Hint: In the given expression first expand the \[2{{\tan }^{-1}}\dfrac{1}{5}\]using the \[2{{\tan }^{-1}}x\]formulae take the value of \[x=\dfrac{1}{5}\]and substitute it in the formulae and we know that \[\tan \left( {{\tan }^{-1}}\theta \right)=\theta \]. By using these two formulas we will get the value of \[\tan \left( 2{{\tan }^{-1}}\dfrac{1}{5} \right)\].

Complete step-by-step answer:

Given that we have to find the value of \[\tan \left( 2{{\tan }^{-1}}\dfrac{1}{5} \right)\]
We know that the formula for \[2{{\tan }^{-1}}x\]is given by \[2{{\tan }^{-1}}x={{\tan }^{-1}}\left( \dfrac{2x}{1-{{x}^{2}}} \right)\]
Here the value of $x$ is \[x=\dfrac{1}{5}\]
Now apply the above formula to the expression we will get
\[=\tan \left[ {{\tan }^{-1}}\left( \dfrac{2\times \dfrac{1}{5}}{1-{{\left( \dfrac{1}{5} \right)}^{2}}} \right) \right]\]. . . . . . . . . . . . . . . . . . . . . . . . . . . (1)
\[=\tan \left[ {{\tan }^{-1}}\left( \dfrac{\dfrac{2}{5}}{1-\dfrac{1}{25}} \right) \right]\] . . . . . . . . . . . . . . . . . . . . . . . . . . .. .(2)
\[=\tan \left[ {{\tan }^{-1}}\left( \dfrac{\dfrac{2}{5}}{\dfrac{24}{25}} \right) \right]\]. . . . . . . . . . . . . . . . . . . . . . . . . . . . . .. . .(3)
\[=\tan \left[ {{\tan }^{-1}}\left( \dfrac{2}{5}\times \dfrac{25}{24} \right) \right]\] . . . . . . . . . . . . . . . . . . . . . . . . . . . . (4)
\[=\tan \left[ {{\tan }^{-1}}\left( \dfrac{5}{12} \right) \right]\]. . . . . . . . . . . . . . . . . . . . . . . . . . . . . . .(5)
\[=\dfrac{5}{12}\]
So we get the value of \[\tan \left( 2{{\tan }^{-1}}\dfrac{1}{5} \right)\]\[=\dfrac{5}{12}\].

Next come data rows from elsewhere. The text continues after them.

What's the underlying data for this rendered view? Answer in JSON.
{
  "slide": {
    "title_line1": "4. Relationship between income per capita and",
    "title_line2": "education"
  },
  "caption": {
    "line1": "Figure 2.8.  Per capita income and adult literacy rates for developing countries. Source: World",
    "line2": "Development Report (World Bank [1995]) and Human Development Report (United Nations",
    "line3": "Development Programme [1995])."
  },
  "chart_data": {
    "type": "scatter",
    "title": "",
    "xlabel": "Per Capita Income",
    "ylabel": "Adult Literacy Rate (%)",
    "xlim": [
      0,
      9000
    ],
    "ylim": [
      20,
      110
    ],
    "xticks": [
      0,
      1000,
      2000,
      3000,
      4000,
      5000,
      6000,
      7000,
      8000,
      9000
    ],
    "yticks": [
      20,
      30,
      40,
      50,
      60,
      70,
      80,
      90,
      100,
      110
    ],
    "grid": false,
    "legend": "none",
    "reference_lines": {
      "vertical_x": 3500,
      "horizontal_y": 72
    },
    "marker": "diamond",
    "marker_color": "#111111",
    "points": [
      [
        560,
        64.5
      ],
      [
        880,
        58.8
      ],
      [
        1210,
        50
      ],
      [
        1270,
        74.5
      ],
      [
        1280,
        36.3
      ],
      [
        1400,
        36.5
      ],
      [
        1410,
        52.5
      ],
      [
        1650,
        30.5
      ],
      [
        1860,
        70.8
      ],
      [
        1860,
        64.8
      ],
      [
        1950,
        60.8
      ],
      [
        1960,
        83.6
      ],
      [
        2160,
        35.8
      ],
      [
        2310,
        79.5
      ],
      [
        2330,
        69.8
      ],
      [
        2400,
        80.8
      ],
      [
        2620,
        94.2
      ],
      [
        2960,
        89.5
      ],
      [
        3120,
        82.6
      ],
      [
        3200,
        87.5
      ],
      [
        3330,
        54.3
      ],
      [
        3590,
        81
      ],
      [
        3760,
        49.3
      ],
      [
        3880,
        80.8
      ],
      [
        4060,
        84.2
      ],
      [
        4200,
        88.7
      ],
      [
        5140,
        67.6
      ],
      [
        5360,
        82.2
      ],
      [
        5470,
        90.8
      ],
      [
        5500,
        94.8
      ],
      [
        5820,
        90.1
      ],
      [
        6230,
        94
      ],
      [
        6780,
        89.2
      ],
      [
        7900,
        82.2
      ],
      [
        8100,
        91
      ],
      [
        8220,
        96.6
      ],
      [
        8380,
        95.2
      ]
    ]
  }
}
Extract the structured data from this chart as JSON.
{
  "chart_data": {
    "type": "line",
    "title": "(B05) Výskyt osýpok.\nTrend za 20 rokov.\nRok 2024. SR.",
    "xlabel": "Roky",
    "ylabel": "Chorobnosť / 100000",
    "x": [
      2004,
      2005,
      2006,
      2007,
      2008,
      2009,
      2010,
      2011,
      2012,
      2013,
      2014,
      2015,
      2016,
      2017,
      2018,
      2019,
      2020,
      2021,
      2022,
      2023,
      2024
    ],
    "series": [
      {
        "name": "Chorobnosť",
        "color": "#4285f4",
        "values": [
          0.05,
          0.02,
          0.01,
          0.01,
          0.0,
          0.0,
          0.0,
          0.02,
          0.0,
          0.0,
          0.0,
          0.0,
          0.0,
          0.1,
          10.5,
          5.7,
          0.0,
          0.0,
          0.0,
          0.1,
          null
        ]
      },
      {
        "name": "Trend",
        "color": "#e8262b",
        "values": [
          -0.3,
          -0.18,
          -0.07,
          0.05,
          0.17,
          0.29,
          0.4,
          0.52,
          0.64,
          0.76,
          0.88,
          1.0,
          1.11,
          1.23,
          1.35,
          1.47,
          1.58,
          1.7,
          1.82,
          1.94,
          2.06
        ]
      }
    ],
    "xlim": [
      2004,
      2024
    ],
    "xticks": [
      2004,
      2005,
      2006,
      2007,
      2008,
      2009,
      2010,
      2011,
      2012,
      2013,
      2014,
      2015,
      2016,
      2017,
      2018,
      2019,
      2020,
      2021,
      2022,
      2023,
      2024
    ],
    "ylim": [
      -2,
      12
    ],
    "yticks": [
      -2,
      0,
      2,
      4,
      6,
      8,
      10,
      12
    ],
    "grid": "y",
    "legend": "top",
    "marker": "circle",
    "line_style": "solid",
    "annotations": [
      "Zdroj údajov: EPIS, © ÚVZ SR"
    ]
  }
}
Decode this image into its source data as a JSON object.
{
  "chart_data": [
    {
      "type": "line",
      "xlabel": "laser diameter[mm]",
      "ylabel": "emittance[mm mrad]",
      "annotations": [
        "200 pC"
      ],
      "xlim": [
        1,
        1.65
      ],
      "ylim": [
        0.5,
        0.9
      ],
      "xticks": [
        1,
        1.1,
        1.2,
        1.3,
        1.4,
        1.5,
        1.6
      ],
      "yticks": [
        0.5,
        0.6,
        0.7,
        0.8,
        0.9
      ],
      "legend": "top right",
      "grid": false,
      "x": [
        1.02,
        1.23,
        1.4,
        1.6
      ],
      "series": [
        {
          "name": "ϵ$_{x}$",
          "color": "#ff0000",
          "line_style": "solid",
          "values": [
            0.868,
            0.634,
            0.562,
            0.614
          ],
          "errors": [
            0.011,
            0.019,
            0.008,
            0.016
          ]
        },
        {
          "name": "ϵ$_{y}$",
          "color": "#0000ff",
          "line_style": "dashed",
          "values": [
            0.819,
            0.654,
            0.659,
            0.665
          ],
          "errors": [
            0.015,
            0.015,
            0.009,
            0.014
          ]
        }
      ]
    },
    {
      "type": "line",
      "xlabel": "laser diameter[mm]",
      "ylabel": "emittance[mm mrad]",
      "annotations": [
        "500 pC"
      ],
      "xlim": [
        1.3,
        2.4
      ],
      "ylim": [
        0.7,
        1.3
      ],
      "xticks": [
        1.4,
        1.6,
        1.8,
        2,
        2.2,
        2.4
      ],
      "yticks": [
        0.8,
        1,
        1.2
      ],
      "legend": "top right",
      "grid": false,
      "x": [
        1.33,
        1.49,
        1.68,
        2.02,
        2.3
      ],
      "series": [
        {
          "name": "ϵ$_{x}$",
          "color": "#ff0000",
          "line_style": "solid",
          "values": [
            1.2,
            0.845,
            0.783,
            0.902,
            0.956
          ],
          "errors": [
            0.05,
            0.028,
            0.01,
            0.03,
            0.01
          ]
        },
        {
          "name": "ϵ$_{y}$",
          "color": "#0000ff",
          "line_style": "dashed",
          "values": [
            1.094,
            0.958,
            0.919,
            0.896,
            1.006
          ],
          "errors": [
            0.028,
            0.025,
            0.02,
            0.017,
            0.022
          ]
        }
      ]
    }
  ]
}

Note: The inverse function tan exists for every real number. For every \[x\in \left( -\infty ,\infty \right)\]it is called the inverse tangent function or arc tangent function. So if \[{{\tan }^{-1}}x=\theta \] then \[\tan \theta =x\]. The domain of \[{{\tan }^{-1}}x\]is set of all real numbers or else denoted by R and range is \[\left( -\dfrac{\pi }{2},\dfrac{\pi }{2} \right)\].